Il y a longtemps que les derniers fruits de l’opulence de Potisi ont été expédiés en Espagne ou dans les caisses de la Banque Centrale de Bolivie. Reste aujourd’hui une ville de quelque 150’000 habitants qui, organisés en coopératives, extraient principalement du zinc et du plomb du Cerro Rico, mais dans des conditions qui restent humainement intolérables. Un superbe Hôtel de la Monnaie transformé en musée, une multitude d’églises somptueuses et une architecture dite coloniale encore bien conservée constituent avec les mines une grosse attraction touristique. Cependant, on y croise que des touristes essoufflés par la visite d’une ville non seulement très haute en altitude, mais tout en pente. Il nous a d’ailleurs bien fallu trois jours pour que notre tête cesse de bourdonner, moyennant une hydratation particulièrement abondante et un ou deux cachets. Quant au souffle, il ne s’est guère amélioré. C’est une expérience à vivre.
Potosi n’attire pas seulement le touriste, elle attire surtout les petits paysans des campagnes où la vie est probablement plus dure encore qu’à la mine; ce qui lui donne une population très mélangée. Les toilettes les plus modernes côtoient les tenues traditionnelles, les automobiles les plus récentes croisent les charrettes à bras. L’immense marché, composé d’une infinité de petites échoppes, offre tout, des produits agricoles les plus artisanaux aux ordiphones les plus récents, dans toutes les gammes de qualité. Nous avons remarqué le nombre particulièrement élevé de vendeurs de matériel de mineur (barres à mines, masses, pioches, brouettes, chaines, étais, casques, lampes, explosif, etc.). Les mineurs se rendent à la mine avec leur propre équipement... Mais laissons là la réalité présente de la mine. Nous avons d’ailleurs renoncé à la visiter. L’exploitation de l’homme par l’homme doit être combattue, pas donnée en spectacle. C’est dans le même ordre d’idée que nous nous approchons le moins possible des familles de nomades ou des petits exploitants agricoles les plus démunis. Le confort et la technicité de notre casa rodante sont outrageusement riches et perfectionnés en comparaison de leurs abris et de leurs équipements. Les écarts des niveaux de vie entre ceux qui sont largement sous le seuil de pauvreté et ceux qui sont très au-dessus doivent être drastiquement réduits, pas transformés en trophées photographiques.

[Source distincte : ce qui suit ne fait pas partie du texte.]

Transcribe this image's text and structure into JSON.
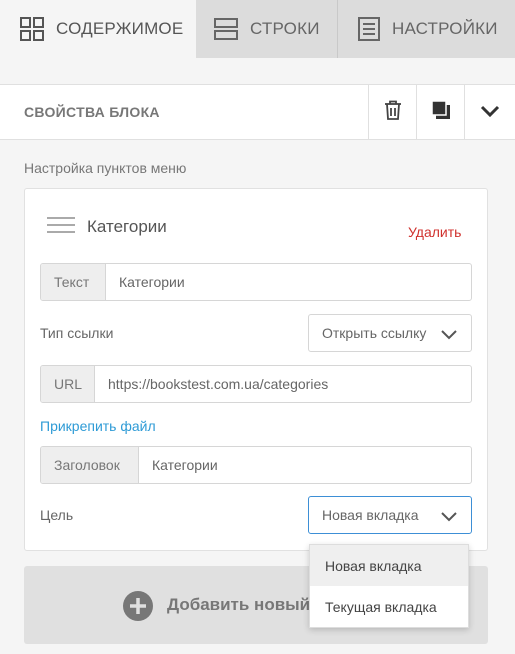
{
  "tabs": [
    {
      "label": "Содержимое",
      "icon": "grid-icon",
      "active": true
    },
    {
      "label": "Строки",
      "icon": "rows-icon",
      "active": false
    },
    {
      "label": "Настройки",
      "icon": "settings-doc-icon",
      "active": false
    }
  ],
  "panel": {
    "title": "Свойства блока",
    "actions": [
      "trash-icon",
      "copy-icon",
      "chevron-down-icon"
    ]
  },
  "section_label": "Настройка пунктов меню",
  "menu_item": {
    "title": "Категории",
    "delete_label": "Удалить",
    "text_addon": "Текст",
    "text_value": "Категории",
    "link_type_label": "Тип ссылки",
    "link_type_value": "Открыть ссылку",
    "url_addon": "URL",
    "url_value": "https://bookstest.com.ua/categories",
    "attach_label": "Прикрепить файл",
    "heading_addon": "Заголовок",
    "heading_value": "Категории",
    "target_label": "Цель",
    "target_value": "Новая вкладка"
  },
  "dropdown": {
    "options": [
      "Новая вкладка",
      "Текущая вкладка"
    ],
    "highlighted": "Новая вкладка"
  },
  "add_button": {
    "label": "Добавить новый"
  },
  "colors": {
    "accent_blue": "#2e9bd6",
    "select_focus": "#3d8fd6",
    "delete_red": "#d0312d"
  }
}
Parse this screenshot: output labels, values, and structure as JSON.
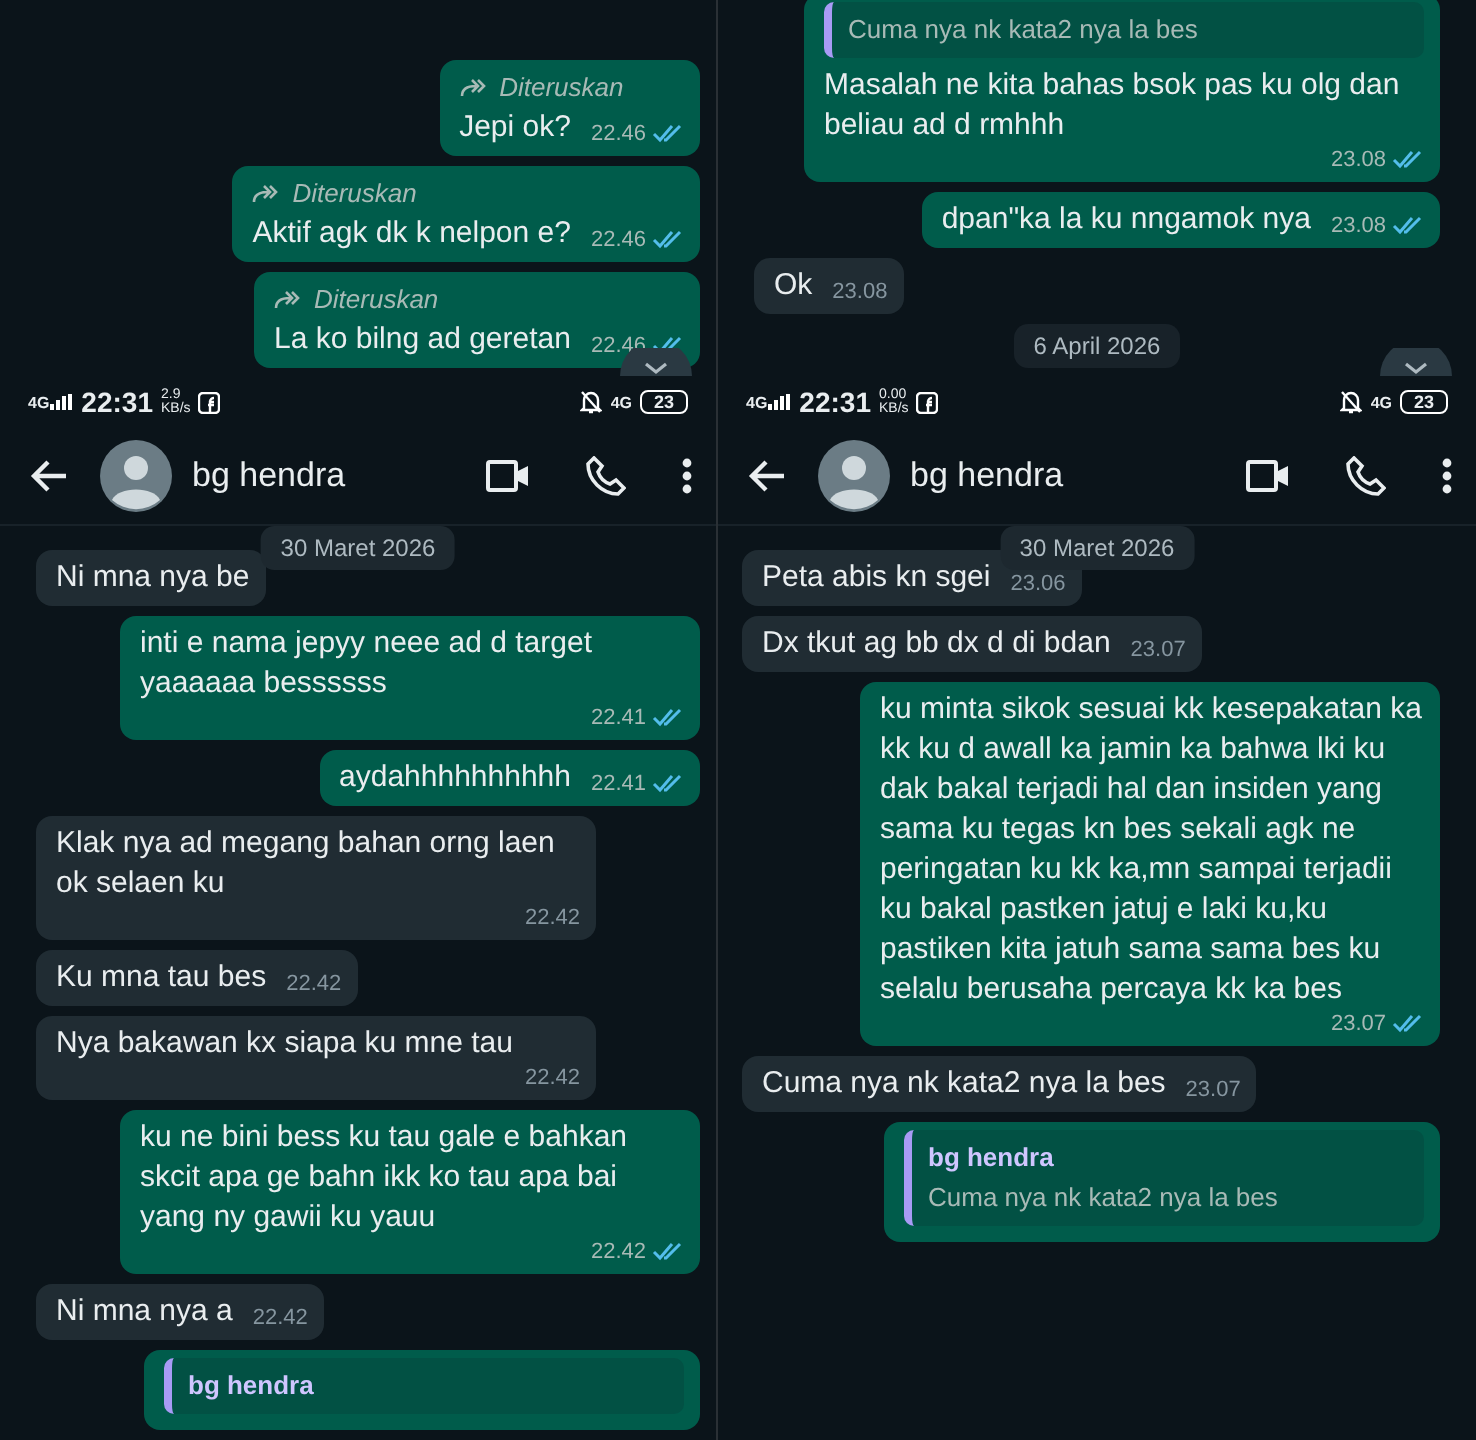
{
  "panels": [
    {
      "kind": "fragment",
      "messages": [
        {
          "kind": "out",
          "forwarded": "Diteruskan",
          "text": "Jepi ok?",
          "time": "22.46",
          "read": true
        },
        {
          "kind": "out",
          "forwarded": "Diteruskan",
          "text": "Aktif agk dk k nelpon e?",
          "time": "22.46",
          "read": true
        },
        {
          "kind": "out",
          "forwarded": "Diteruskan",
          "text": "La ko bilng ad geretan",
          "time": "22.46",
          "read": true
        }
      ]
    },
    {
      "kind": "fragment",
      "messages": [
        {
          "kind": "out",
          "reply": {
            "text": "Cuma nya nk kata2 nya la bes"
          },
          "text": "Masalah ne kita bahas bsok pas ku olg dan beliau ad d rmhhh",
          "time": "23.08",
          "read": true
        },
        {
          "kind": "out",
          "text": "dpan\"ka la ku nngamok nya",
          "time": "23.08",
          "read": true
        },
        {
          "kind": "in",
          "text": "Ok",
          "time": "23.08"
        },
        {
          "kind": "date",
          "text": "6 April 2026"
        }
      ]
    },
    {
      "kind": "phone",
      "status_bar": {
        "network": "4G",
        "time": "22:31",
        "speed": "2.9",
        "speed_unit": "KB/s",
        "network_right": "4G",
        "battery": "23"
      },
      "contact": "bg hendra",
      "date_chip": "30 Maret 2026",
      "messages": [
        {
          "kind": "in",
          "text": "Ni mna nya be"
        },
        {
          "kind": "out",
          "text": "inti e nama jepyy neee ad d target yaaaaaa bessssss",
          "time": "22.41",
          "read": true
        },
        {
          "kind": "out",
          "text": "aydahhhhhhhhhh",
          "time": "22.41",
          "read": true
        },
        {
          "kind": "in",
          "text": "Klak nya ad megang bahan orng laen ok selaen ku",
          "time": "22.42"
        },
        {
          "kind": "in",
          "text": "Ku mna tau bes",
          "time": "22.42"
        },
        {
          "kind": "in",
          "text": "Nya bakawan kx siapa ku mne tau",
          "time": "22.42"
        },
        {
          "kind": "out",
          "text": "ku ne bini bess ku tau gale e bahkan skcit apa ge bahn ikk ko tau apa bai yang ny gawii ku yauu",
          "time": "22.42",
          "read": true
        },
        {
          "kind": "in",
          "text": "Ni mna nya a",
          "time": "22.42"
        },
        {
          "kind": "out",
          "reply": {
            "name": "bg hendra"
          }
        }
      ]
    },
    {
      "kind": "phone",
      "status_bar": {
        "network": "4G",
        "time": "22:31",
        "speed": "0.00",
        "speed_unit": "KB/s",
        "network_right": "4G",
        "battery": "23"
      },
      "contact": "bg hendra",
      "date_chip": "30 Maret 2026",
      "messages": [
        {
          "kind": "in",
          "text": "Peta abis kn sgei",
          "time": "23.06"
        },
        {
          "kind": "in",
          "text": "Dx tkut ag bb dx d di bdan",
          "time": "23.07"
        },
        {
          "kind": "out",
          "text": "ku minta sikok sesuai kk kesepakatan ka kk ku d awall ka jamin ka bahwa lki ku dak bakal terjadi hal dan insiden yang sama ku tegas kn bes sekali agk ne peringatan ku kk ka,mn sampai terjadii ku bakal pastken jatuj e laki ku,ku pastiken kita jatuh sama sama bes ku selalu berusaha percaya kk ka bes",
          "time": "23.07",
          "read": true
        },
        {
          "kind": "in",
          "text": "Cuma nya nk kata2 nya la bes",
          "time": "23.07"
        },
        {
          "kind": "out",
          "reply": {
            "name": "bg hendra",
            "text": "Cuma nya nk kata2 nya la bes"
          }
        }
      ]
    }
  ]
}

Avant de retraverser l’enfer de poussière, de pollution et de circulation du vaste chantier minier entourant Potisi, pour nous en échapper en direction de Sucre, revenons encore à sa Casa Nacional de la Moneda. Ce fut un des huit hôtels qui frappait la monnaie dans toute l’Amérique à l’époque coloniale. Notons qu’alors, la monnaie avait un cours unique sur tout le continent américain, y compris en Espagne et dans ses autres colonies.
Nous sommes accueillis dans la cour de la Casa Moneda par un gigantesque masque réalisé par le français Eugène Mulon vers 1850. Il est devenu en quelque sorte la masquotte de la ville (photo cent.). A l’étage sont présentées des peintures d’inspiration religieuse de grands formats, autrefois accrochées dans les églises. La plus célèbre et aussi la plus intéressante est d’un auteur anonyme. Intitulée Pachamama o Virgen del Cerro, elle synthétise toute l’histoire de Potosi et de sa montagne riche à la manière étonnante des peintres flamands (photo de droite). Le manteau de la Vierge représente le Cerro Rico. A ses pieds Potosi, le centre du monde. La Casa abrite aussi une collection admirable des équipements utilisés à l’époque pour frapper la monnaie ainsi qu’une des cristaux et des minerais du Cerro Rico.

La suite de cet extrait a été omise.